I'm gonna be super honest and say that that really just gets on my nerves sometimes, like alot, because I know that they're just wanting me to help reach the goal for excellence of the mission (which is baptize every week) and also because I haven't baptized in two transfers now, but I just don't know sometimes. Just feels like they're getting on my case. I love my leaders, but just, yeah. Just please pray for myself and my companion that we'll be able to baptize this transfer and that our investigators can progress.
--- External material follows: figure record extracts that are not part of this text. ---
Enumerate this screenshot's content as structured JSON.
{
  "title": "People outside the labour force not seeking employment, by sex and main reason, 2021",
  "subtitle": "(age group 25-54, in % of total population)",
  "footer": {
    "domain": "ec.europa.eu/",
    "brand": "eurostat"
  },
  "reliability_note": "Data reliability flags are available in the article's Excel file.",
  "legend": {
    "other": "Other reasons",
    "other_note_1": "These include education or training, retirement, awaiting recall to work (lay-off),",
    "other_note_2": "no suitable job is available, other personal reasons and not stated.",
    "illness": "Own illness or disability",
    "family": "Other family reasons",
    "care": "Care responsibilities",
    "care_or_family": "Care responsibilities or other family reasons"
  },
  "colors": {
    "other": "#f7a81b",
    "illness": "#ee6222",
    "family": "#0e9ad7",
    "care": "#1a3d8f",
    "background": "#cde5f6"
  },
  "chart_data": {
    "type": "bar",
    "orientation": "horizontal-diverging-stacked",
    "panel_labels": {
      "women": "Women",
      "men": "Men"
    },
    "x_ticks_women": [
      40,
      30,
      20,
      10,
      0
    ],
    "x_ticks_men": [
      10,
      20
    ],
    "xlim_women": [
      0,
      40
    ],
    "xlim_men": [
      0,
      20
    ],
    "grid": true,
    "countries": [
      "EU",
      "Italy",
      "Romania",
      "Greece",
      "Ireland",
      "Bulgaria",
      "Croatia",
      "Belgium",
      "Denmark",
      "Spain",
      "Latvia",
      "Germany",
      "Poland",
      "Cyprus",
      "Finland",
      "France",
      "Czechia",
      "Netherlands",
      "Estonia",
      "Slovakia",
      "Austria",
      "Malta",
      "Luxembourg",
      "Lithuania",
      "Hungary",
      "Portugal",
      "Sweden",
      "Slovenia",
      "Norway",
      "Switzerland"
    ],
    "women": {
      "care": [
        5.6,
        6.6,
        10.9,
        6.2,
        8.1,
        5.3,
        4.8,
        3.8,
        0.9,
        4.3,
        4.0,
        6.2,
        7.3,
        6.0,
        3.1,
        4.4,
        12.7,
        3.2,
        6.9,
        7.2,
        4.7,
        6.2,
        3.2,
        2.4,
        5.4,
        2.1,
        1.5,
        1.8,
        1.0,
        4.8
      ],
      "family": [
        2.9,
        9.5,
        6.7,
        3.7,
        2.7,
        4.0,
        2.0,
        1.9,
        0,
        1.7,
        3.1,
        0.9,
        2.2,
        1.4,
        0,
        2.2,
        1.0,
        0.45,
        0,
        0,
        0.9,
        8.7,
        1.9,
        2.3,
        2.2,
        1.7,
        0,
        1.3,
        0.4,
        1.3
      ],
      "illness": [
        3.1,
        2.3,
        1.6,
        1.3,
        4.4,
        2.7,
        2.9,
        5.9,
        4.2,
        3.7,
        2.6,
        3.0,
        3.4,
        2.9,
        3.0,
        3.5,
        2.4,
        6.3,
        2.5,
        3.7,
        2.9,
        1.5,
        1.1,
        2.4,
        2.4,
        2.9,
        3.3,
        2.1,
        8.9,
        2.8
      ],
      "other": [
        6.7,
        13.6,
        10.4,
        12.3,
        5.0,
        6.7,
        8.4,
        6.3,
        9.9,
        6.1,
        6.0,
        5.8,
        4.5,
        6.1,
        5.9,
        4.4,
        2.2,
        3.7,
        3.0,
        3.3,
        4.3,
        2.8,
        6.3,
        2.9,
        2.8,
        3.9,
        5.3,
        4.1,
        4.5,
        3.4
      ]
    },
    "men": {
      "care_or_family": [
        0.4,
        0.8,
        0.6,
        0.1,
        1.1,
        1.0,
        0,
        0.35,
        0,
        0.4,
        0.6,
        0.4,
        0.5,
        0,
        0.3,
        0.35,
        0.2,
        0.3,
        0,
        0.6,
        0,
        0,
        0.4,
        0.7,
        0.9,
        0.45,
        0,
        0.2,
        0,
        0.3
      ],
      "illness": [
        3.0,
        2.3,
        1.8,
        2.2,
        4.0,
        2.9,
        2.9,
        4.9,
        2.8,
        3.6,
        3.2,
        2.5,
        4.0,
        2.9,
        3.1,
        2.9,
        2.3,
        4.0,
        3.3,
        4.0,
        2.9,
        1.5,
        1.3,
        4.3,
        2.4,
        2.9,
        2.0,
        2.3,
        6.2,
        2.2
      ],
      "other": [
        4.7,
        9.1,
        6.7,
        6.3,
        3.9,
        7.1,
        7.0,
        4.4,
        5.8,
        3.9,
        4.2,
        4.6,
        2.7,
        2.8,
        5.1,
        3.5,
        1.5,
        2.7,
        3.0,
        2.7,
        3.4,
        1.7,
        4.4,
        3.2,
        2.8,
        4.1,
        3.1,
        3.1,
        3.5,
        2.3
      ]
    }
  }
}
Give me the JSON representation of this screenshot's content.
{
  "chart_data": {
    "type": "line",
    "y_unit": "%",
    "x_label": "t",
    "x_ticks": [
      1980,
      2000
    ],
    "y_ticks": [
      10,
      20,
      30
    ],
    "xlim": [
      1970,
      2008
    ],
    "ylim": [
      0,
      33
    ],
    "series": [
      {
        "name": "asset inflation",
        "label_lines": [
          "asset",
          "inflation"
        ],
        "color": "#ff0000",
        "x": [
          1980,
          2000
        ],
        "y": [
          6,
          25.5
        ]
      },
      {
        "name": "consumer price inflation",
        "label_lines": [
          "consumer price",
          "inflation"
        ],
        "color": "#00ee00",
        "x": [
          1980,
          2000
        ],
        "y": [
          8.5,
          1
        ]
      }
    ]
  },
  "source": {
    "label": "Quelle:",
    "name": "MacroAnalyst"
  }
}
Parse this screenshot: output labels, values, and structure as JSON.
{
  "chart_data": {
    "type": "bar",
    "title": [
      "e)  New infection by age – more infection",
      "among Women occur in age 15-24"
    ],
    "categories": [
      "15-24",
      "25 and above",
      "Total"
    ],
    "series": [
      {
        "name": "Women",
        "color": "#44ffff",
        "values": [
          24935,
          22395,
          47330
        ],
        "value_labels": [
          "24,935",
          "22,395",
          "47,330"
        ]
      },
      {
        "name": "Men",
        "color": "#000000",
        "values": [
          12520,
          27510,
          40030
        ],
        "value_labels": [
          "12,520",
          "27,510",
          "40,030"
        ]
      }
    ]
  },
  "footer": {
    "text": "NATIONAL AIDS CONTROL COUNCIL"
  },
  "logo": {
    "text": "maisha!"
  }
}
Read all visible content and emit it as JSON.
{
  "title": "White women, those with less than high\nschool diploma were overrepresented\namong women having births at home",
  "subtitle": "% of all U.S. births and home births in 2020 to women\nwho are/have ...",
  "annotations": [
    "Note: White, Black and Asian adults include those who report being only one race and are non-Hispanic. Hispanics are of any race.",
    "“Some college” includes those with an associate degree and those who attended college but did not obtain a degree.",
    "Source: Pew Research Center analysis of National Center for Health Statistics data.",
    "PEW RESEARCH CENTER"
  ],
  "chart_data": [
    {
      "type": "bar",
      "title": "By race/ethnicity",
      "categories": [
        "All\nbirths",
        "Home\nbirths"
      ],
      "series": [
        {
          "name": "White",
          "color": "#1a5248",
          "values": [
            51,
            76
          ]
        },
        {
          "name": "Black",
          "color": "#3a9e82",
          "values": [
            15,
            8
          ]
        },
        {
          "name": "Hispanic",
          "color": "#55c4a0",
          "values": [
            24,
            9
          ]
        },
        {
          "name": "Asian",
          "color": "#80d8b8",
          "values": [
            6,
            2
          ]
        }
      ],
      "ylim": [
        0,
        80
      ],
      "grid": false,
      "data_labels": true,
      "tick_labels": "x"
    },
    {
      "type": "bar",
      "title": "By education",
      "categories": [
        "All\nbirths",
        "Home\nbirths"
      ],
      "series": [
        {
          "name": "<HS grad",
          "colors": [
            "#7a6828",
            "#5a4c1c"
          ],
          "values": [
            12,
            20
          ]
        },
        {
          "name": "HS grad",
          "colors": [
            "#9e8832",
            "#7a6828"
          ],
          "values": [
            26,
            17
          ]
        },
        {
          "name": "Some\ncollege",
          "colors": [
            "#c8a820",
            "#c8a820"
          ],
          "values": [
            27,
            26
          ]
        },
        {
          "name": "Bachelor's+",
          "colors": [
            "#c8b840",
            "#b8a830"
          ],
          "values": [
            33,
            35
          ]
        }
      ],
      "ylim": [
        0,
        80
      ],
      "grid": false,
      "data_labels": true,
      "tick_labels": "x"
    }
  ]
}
The one wonderful thing I have seen this week is some answers to prayers, and for that, I'm grateful. In regards to my birthday greetings, thank you so much! As much as I would love to spend this birthday at home with you and those whom I love, the love you send me is something that is felt even miles away from my beautiful, green, state. I appreciate so much everything you and dad have done for me throughout my life leading up to now. Thank you both for the love you've demonstrated me and also for all that you've taught me, regardless of how I reacted to certain teachings. Haha. Seriously, though, I love you all more than you can understand. I look forward to spending a ton more birthdays with you in the future. (As I increasingly grow older. Seriously, turning 20's gonna feel odd. Haha.) Till next week!

Love, Elder Manuel Antonio Santos






PS, A couple of photos. One with my son, Elder Lopez, and the other with a long awaited wedding invitation. I've been waiting forever for this! Had me a hoot pranking the other missionaries saying that my girlfriend skipped the "Dear John..." and sent me a wedding invitation as a breakup announcement. I'm terrible. Hahaha... Also, on a random note, we had the rule changed (slightly) in regards to music that we can listen to. We can now listen to any CD that has the church's approval on it, (It would have the church's logo on the back. There's a movie called Meet the Mormon's, so I'm sure that the soundtrack would be something.) so just some ideas for Christmas or something. Haha.





PSS, Sending the biggest hug ever as well, only bigger.